4. Stop the machine and remove the Trial Weight.
5. Input the data obtained from the 3 steps above in a single plane balancing program to calculate the required balancing weight and position.
6. Firmly attach a balancing weight of the required mass to the calculated position on the rotor.
7. Run the machine and re-measure vibration. If required, perform a trim balance.
Double plane rotor procedure:
1. Measure and record the initial rotor vibration and phase angle on both bearings.
2. Stop the machine and attach a small Trial Weight to plane 1 of the rotor. Record the trial, weigh mass and position. (Ensure that the Trial Weight is firmly attached to the rotor. It is a serious safety risk if the Trial Weight is not firmly attached and flies off while running the machine).
3. Run the machine and record the new rotor vibration and phase angle on both bearings.
4. Stop the machine and remove the Trial Weight from plane 1. Attach a small Trial Weight to plane 2 of the rotor. Record the trial, weigh mass and position. (Ensure that the Trial Weight is firmly attached to the rotor. It is a serious safety risk if the Trial Weight is not firmly attached and flies off while running the machine).
5. Run the machine and record the new rotor vibration and phase angle on both bearings.
6. Stop the machine and remove the Trial Weight from plane 2.
7. Input the data obtained from the 3 steps above in a two plane balancing program to calculate the required balancing weights and positions.
8. Firmly attach balancing weights of the required mass to the calculated positions on planes 1 and 2 of the rotor. (Ensure that the Balancing weights are firmly attached to the rotor. It is a serious safety risk if a Balancing Weight is not firmly attached and flies off while running the machine).
9. Run the machine and re-measure vibration. If required, perform a trim balance.
Record table (1): Calculated tolerance
Eccentricity (e)= 8 µm
No. of runs
Remaining unbalance: 0.069 g / 53°
Record table (2): Calculated tolerance:
Eccentricity (e) = 8 µm
No. of runs
Initially; static method of balancing should be used with some types of rotors, especially narrow plane rotor to reduce time of balancing and improve the results.
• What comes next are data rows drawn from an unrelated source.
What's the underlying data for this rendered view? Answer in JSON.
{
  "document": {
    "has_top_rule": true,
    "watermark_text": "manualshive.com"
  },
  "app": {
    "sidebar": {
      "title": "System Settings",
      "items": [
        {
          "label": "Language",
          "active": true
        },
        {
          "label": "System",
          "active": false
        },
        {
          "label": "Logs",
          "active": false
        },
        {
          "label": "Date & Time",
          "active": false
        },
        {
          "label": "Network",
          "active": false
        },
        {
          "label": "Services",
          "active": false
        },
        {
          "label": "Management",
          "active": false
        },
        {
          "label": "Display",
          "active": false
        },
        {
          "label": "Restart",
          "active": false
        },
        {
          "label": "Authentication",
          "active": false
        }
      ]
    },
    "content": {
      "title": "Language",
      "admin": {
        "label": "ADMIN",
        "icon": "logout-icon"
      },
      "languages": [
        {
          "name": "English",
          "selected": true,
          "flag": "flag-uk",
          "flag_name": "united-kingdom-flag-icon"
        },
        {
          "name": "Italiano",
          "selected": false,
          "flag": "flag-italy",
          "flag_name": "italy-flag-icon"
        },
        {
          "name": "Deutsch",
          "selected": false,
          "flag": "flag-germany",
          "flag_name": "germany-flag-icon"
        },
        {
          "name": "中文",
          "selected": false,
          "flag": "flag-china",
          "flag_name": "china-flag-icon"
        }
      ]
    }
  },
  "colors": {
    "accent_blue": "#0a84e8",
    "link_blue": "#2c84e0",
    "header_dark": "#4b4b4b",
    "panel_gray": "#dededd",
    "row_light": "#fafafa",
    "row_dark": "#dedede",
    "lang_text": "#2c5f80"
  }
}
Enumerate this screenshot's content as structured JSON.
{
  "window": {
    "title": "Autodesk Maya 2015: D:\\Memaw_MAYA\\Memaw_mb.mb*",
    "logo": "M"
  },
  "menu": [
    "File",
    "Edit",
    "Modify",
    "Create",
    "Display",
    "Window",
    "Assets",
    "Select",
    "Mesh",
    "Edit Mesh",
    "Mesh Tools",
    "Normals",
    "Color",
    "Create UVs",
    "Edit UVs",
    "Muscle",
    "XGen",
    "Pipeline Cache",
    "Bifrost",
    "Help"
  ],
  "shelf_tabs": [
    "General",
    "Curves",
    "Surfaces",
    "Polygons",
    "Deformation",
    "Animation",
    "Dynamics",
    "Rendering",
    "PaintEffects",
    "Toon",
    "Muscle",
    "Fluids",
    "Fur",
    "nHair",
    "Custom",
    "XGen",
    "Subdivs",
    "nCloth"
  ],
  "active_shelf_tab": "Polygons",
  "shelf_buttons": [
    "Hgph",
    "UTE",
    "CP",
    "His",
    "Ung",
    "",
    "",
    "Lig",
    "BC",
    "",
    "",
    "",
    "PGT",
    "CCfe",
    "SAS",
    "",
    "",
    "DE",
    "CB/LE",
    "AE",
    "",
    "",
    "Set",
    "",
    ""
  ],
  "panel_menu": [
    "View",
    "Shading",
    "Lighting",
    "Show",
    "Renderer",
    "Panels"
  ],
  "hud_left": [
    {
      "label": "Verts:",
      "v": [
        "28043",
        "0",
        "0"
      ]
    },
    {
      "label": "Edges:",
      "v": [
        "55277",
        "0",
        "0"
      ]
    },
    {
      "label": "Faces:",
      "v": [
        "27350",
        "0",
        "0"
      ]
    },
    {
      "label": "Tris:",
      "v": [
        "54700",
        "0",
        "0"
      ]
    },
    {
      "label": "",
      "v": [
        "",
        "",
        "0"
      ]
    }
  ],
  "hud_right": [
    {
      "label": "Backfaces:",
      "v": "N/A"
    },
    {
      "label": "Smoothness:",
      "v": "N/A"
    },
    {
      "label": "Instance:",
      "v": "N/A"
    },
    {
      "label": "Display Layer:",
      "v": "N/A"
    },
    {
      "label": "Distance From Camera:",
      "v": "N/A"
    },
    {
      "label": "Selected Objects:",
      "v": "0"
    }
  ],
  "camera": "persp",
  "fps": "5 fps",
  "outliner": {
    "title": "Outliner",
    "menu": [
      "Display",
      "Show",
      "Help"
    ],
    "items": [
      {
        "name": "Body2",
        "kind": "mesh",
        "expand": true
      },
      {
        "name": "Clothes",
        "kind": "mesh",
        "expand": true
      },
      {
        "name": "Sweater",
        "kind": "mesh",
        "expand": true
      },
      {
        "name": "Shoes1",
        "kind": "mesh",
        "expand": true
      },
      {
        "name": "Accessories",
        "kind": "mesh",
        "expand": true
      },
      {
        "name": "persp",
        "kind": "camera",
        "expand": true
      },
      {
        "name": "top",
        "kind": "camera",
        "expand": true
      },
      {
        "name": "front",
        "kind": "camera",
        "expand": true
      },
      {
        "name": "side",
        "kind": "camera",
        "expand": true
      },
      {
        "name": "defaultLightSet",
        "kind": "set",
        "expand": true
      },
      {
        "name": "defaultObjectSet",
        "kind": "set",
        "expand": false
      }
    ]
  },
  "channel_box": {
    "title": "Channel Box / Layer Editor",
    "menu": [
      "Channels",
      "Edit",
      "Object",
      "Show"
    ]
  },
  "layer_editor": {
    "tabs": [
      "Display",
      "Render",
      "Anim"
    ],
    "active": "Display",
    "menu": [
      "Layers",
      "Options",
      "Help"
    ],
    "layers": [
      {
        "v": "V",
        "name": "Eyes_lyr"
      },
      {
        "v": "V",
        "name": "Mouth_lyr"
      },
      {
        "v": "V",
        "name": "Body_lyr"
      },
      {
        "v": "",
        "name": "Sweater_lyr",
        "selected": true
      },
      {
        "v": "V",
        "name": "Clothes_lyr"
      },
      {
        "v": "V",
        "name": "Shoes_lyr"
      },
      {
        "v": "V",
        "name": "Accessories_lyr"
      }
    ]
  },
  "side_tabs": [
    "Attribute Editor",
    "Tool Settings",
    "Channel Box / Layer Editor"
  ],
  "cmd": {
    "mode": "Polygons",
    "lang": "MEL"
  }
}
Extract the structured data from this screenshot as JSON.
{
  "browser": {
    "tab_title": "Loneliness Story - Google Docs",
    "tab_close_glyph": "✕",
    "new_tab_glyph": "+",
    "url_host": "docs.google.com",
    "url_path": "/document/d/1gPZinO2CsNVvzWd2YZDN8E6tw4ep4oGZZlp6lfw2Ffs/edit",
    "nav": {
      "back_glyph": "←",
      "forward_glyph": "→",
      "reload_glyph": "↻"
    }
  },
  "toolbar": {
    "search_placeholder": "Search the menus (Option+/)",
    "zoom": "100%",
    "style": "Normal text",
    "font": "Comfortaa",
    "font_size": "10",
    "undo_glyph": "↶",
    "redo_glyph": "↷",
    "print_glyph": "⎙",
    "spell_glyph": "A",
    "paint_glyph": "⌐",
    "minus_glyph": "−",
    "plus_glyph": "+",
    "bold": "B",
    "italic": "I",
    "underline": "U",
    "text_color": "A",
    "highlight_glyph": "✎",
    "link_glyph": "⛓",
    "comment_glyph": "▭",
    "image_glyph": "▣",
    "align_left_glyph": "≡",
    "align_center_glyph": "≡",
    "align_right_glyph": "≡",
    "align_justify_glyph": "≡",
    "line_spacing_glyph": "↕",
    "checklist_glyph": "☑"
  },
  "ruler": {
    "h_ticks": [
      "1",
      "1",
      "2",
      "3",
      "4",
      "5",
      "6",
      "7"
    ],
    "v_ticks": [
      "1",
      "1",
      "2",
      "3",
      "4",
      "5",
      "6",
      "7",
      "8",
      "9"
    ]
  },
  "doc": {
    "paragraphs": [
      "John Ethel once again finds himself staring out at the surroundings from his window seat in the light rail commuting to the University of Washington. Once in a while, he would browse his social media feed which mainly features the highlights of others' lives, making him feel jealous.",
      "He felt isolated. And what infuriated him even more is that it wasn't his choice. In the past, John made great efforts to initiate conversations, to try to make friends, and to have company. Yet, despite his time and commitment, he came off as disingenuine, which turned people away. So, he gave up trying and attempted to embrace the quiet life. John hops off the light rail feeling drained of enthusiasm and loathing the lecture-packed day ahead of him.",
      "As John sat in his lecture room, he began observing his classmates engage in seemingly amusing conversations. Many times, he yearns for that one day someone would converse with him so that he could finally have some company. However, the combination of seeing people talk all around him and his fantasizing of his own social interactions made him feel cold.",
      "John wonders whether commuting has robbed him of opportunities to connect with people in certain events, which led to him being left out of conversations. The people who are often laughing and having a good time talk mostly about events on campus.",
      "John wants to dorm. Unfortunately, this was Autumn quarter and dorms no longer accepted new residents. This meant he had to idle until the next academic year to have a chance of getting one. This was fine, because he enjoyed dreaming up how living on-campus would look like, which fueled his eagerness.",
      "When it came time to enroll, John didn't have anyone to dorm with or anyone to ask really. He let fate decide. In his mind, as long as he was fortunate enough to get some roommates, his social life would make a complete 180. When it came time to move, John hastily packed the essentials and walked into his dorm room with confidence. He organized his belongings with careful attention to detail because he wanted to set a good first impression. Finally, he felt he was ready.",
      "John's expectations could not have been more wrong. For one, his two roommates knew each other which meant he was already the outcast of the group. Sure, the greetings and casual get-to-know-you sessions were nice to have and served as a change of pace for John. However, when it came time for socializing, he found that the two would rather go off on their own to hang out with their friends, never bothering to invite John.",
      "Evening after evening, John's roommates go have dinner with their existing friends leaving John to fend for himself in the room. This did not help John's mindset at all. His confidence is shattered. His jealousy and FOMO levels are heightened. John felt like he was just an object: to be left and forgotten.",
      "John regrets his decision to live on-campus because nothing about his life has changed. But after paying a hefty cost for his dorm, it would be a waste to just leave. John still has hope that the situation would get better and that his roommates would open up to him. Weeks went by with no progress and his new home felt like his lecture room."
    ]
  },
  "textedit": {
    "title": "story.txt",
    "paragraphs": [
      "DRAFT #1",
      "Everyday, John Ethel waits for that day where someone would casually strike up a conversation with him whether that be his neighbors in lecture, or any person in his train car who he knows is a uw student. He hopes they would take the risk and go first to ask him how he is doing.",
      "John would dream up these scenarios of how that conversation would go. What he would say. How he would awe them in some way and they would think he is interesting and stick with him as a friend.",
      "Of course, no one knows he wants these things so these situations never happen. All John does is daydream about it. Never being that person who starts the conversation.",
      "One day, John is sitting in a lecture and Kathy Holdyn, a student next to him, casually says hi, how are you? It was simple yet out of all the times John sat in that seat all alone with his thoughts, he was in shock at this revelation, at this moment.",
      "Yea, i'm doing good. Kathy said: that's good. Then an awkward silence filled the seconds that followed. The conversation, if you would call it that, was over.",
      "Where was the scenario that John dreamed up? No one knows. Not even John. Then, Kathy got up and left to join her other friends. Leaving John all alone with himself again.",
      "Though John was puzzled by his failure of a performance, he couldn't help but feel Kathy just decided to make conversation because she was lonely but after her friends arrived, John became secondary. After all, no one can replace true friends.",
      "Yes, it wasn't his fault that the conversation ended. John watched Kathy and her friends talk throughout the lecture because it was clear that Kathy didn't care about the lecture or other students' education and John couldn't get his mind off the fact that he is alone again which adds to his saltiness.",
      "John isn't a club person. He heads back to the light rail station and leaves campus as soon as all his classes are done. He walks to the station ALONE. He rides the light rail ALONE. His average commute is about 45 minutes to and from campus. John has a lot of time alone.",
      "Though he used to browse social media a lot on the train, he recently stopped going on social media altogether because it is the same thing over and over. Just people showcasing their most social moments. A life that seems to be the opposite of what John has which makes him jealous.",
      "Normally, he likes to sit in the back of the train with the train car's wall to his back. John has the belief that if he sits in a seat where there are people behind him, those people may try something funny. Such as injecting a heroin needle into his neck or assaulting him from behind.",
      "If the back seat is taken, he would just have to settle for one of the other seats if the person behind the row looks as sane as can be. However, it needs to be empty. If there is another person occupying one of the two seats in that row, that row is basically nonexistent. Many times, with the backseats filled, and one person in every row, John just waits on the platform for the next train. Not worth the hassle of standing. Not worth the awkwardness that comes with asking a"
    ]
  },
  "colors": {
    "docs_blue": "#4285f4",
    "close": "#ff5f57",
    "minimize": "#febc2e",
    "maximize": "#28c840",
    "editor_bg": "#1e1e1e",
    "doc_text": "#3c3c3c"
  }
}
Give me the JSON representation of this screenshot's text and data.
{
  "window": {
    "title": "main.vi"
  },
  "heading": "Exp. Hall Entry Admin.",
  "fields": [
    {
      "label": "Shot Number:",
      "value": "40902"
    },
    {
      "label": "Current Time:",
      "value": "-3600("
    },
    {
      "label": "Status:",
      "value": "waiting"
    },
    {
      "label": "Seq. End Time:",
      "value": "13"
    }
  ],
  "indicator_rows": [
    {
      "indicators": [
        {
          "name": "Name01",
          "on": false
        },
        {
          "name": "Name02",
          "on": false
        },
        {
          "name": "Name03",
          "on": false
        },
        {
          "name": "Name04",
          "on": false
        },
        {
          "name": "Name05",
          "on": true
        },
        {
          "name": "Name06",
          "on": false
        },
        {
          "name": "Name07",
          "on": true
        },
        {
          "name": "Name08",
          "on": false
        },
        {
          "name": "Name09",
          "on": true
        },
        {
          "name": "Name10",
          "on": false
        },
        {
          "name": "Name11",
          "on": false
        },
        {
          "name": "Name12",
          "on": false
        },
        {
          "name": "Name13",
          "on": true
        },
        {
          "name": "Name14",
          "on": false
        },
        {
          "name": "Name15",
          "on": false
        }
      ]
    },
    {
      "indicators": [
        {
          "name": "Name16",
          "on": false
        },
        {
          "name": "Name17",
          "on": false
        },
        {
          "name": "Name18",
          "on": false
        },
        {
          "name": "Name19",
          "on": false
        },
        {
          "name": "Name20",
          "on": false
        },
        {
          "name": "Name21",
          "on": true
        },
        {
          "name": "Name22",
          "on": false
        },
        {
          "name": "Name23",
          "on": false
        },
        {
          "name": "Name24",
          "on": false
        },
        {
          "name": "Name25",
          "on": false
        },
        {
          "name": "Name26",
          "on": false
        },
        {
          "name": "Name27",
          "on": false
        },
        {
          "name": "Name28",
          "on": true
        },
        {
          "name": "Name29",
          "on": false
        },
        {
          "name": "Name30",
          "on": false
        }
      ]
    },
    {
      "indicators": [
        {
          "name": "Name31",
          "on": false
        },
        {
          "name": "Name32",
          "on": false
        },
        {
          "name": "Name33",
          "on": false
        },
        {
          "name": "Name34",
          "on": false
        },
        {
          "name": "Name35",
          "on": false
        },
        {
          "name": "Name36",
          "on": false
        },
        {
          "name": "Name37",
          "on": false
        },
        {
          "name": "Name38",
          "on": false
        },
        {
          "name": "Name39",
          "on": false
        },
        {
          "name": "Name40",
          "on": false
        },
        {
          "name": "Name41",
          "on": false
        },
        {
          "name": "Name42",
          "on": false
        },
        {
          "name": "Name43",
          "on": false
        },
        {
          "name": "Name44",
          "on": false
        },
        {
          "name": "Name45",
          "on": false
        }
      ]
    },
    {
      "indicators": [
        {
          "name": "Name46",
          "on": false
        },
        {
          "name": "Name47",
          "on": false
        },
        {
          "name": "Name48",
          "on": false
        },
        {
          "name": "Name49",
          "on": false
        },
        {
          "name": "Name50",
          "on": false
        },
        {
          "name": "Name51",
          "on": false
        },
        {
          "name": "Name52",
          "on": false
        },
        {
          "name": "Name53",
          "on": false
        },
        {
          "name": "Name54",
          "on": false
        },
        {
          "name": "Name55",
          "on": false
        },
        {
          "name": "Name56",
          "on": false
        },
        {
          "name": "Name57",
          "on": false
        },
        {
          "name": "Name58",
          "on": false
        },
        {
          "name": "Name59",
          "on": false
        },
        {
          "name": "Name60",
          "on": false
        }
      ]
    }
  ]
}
Moreover couple method of balancing can be used with rotor which has wide plane distance. Finally it's important to apply ISO standards for both static/ couple method balancing.
There are many advantages associated with well-balanced rotor. Balancing of rotors minimizes the noise and vibration produced during rotation, as well as it increases bearing and machine life which lead to have high operation efficiency of machine.
Inaccuracy of balancing machine is very rare but inaccuracies may come from the operator or equipment is used in balancing i.e.; the scale.
From my point of view balancing doesn't have disadvantages, because it is important for any rotating part.
Rotating parts are widely used industry and every part rotates needs to be balanced to ensure smooth running. Subsequently balancing is essential to manufacture of rotors, because when the speed of any rotating part increases the effect of unbalance increase as well.
The following definitions are from ISO 1925, Balancing Vocabulary. This Standard contains a more complete listing of definitions and a copy is recommended for reference.
Static Unbalance The unbalance is distributed equally from the CG and on the same side of the rotor. The PIA is displaced parallel to the shaft axis.
Dynamic Unbalance The unbalance is distributed in a manner that the PIA is not parallel to and does not intersect the shaft axis. Dynamic Unbalance is a combination of static and couple unbalance.
Narrow Plane Rotor A rotor where the distance between the correction planes is less than 1/3 the distance between the bearing journals.